Reputation: 850
I've got a file with some utf-8 characters. Loaded it into a dataframe (with encoding explicitly set to utf-8) and now trying to write it out to a csv. I keep getting a UnicodeEncodeError, and I'm not sure why. I've set encoding='utf-8'
(also tried encoding='utf8'
) and I still get it, with reference to 'ascii' codec.
One clue is I don't get the issue when testing this on a Windows machine, but I do get it on an Ubuntu machine.
I've tried upgrading pandas from 0.25 -> 1.0 and it makes no difference.
Note also that this is being used within Django.
df.to_csv(f, index=False, line_terminator='\\n', encoding='utf-8')
File "/home/webapp/.virtualenvs/django/lib/python3.6/site-packages/pandas/core/generic.py", line 3203, in to_csv
formatter.save()
File "/home/webapp/.virtualenvs/django/lib/python3.6/site-packages/pandas/io/formats/csvs.py", line 204, in save
self._save()
File "/home/webapp/.virtualenvs/django/lib/python3.6/site-packages/pandas/io/formats/csvs.py", line 323, in _save
self._save_chunk(start_i, end_i)
File "/home/webapp/.virtualenvs/django/lib/python3.6/site-packages/pandas/io/formats/csvs.py", line 354, in _save_chunk
libwriters.write_csv_rows(self.data, ix, self.nlevels, self.cols, self.writer)

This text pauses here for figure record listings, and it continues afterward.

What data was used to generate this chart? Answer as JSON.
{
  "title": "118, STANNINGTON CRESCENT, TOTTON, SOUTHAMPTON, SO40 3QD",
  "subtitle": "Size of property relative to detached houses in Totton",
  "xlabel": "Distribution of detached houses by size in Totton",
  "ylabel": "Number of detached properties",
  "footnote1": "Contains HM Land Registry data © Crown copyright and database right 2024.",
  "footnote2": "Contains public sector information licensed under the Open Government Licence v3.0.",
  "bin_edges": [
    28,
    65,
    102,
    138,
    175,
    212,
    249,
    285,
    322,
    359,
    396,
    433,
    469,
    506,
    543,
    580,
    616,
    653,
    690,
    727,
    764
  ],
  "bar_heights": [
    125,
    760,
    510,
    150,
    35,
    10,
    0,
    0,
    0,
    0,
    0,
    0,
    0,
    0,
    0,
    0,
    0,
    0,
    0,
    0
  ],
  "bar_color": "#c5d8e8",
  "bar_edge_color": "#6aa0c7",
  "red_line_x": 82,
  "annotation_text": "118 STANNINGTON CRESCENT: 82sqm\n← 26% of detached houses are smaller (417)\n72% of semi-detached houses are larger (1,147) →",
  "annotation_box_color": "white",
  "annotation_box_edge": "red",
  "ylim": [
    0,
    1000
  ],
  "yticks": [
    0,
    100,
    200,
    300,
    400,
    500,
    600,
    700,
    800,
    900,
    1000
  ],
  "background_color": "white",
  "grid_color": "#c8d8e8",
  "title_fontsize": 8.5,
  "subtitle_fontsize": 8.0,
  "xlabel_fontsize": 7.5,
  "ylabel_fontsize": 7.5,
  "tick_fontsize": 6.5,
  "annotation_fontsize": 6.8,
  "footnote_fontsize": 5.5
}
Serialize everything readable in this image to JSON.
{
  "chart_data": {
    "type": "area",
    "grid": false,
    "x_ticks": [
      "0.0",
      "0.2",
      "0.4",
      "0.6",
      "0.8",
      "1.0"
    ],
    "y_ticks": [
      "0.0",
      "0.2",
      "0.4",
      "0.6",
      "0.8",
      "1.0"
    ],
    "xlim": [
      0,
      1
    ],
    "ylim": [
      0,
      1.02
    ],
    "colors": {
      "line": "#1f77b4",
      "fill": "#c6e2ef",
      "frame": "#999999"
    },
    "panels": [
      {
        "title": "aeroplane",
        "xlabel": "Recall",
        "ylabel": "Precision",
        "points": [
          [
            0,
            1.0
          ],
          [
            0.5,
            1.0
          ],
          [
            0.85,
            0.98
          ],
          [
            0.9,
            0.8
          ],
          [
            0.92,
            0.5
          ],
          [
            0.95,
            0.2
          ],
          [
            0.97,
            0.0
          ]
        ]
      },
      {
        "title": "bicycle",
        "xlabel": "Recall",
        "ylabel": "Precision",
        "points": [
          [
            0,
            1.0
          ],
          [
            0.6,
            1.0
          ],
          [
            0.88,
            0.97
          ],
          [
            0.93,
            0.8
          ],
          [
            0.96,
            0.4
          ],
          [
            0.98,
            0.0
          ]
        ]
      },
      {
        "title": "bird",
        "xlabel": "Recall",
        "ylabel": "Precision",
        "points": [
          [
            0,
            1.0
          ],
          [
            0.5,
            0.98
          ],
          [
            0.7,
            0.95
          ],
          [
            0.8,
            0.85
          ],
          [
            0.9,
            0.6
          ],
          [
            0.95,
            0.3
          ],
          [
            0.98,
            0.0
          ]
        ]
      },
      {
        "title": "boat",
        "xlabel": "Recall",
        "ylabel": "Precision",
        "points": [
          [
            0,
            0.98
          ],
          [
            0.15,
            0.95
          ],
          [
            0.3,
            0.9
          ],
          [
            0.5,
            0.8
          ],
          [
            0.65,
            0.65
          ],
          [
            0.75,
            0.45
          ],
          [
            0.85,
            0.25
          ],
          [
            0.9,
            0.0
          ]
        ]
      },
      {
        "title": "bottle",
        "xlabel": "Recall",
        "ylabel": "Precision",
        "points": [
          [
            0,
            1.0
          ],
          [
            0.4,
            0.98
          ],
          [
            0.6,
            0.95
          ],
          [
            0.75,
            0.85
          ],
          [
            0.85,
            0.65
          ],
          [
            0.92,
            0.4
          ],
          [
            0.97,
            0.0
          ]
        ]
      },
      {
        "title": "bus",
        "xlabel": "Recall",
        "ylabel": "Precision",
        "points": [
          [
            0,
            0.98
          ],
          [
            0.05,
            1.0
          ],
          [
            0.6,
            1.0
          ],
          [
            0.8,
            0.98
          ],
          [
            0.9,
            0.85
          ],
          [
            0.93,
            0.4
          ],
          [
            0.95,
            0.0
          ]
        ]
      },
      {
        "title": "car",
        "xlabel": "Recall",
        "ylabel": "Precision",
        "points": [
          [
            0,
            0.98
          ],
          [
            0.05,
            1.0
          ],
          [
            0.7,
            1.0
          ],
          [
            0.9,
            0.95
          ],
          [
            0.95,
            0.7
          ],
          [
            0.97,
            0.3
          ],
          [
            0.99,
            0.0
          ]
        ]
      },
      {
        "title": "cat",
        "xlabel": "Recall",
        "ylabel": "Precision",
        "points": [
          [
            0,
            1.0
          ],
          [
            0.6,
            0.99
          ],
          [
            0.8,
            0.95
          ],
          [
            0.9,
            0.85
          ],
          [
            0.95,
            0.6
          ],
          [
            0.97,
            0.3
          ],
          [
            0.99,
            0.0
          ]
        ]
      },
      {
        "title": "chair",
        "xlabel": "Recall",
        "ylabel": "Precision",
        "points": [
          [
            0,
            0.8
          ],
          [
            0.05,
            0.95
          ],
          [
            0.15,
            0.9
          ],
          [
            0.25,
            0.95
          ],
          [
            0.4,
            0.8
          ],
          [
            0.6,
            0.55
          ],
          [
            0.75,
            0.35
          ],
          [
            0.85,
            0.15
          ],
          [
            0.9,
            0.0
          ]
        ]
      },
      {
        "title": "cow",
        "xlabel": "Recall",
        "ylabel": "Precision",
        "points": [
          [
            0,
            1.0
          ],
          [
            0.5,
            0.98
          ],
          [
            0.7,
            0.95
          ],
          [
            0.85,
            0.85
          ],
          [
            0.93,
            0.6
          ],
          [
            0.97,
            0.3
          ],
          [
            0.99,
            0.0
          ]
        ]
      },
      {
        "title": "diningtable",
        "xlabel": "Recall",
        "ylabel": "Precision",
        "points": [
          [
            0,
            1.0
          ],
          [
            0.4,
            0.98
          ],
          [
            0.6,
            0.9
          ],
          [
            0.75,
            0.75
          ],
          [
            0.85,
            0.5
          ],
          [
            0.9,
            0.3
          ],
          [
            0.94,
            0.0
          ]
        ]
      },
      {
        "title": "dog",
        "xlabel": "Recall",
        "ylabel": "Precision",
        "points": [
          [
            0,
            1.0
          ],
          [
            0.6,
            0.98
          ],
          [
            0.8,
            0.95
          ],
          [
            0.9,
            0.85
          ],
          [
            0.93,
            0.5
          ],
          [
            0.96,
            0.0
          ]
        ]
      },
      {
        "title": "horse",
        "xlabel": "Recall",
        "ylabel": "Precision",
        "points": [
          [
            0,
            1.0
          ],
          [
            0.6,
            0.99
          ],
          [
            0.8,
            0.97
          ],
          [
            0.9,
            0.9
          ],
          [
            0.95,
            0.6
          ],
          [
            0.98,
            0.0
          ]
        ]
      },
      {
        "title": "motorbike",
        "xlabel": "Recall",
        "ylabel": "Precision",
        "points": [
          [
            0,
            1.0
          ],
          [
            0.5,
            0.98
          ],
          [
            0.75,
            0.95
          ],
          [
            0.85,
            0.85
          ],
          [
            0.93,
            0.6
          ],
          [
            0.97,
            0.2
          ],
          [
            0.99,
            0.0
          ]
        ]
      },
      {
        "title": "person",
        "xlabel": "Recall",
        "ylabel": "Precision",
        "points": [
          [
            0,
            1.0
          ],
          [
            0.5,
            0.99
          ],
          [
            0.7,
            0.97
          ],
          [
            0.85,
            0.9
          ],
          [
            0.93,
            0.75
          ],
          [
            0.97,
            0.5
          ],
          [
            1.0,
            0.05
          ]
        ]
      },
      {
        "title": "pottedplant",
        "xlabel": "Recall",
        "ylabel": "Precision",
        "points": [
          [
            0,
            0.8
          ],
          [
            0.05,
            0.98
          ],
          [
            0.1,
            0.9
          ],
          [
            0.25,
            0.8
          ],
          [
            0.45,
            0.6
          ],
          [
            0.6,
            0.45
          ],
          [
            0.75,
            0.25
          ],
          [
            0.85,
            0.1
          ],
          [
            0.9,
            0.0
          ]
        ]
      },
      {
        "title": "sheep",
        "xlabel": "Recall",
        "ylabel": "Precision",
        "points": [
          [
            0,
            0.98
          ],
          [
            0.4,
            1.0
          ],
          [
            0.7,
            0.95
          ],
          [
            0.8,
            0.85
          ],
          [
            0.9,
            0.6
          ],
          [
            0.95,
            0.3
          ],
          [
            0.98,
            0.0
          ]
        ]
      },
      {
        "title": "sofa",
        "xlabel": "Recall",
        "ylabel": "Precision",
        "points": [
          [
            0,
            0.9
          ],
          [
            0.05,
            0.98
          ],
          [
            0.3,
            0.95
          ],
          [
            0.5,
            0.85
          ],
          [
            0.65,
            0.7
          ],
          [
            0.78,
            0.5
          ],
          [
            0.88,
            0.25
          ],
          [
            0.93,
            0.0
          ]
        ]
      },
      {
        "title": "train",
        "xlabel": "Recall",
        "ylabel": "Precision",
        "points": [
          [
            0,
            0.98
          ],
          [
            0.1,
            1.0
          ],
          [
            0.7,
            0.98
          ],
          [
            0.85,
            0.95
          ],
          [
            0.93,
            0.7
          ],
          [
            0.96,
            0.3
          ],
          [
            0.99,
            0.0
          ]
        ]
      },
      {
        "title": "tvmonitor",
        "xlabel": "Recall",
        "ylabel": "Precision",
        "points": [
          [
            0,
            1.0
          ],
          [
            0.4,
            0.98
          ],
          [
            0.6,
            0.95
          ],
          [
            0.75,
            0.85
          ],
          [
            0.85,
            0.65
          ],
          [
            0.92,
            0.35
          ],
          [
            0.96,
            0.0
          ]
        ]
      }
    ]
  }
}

File "pandas/_libs/writers.pyx", line 65, in pandas._libs.writers.write_csv_rows
UnicodeEncodeError: 'ascii' codec can't encode character '\\xc7' in position 67: ordinal not in range(128)
Upvotes: 0
Views: 329
Reputation: 850
Part of the problem, it turns out, stems from an issue with Apache/mod_wsgi where it defaults to ANSI preferred encoding. I found a good discussion and solution here. The fix involves setting the system's default encoding to UTF-8, a la something like this in the Apache conf file:
WSGIDaemonProcess my-django-site lang='en_US.UTF-8' locale='en_US.UTF-8'
I'm still not sure why the encoding parameter of to_csv() doesn't override the defaults.
Upvotes: 1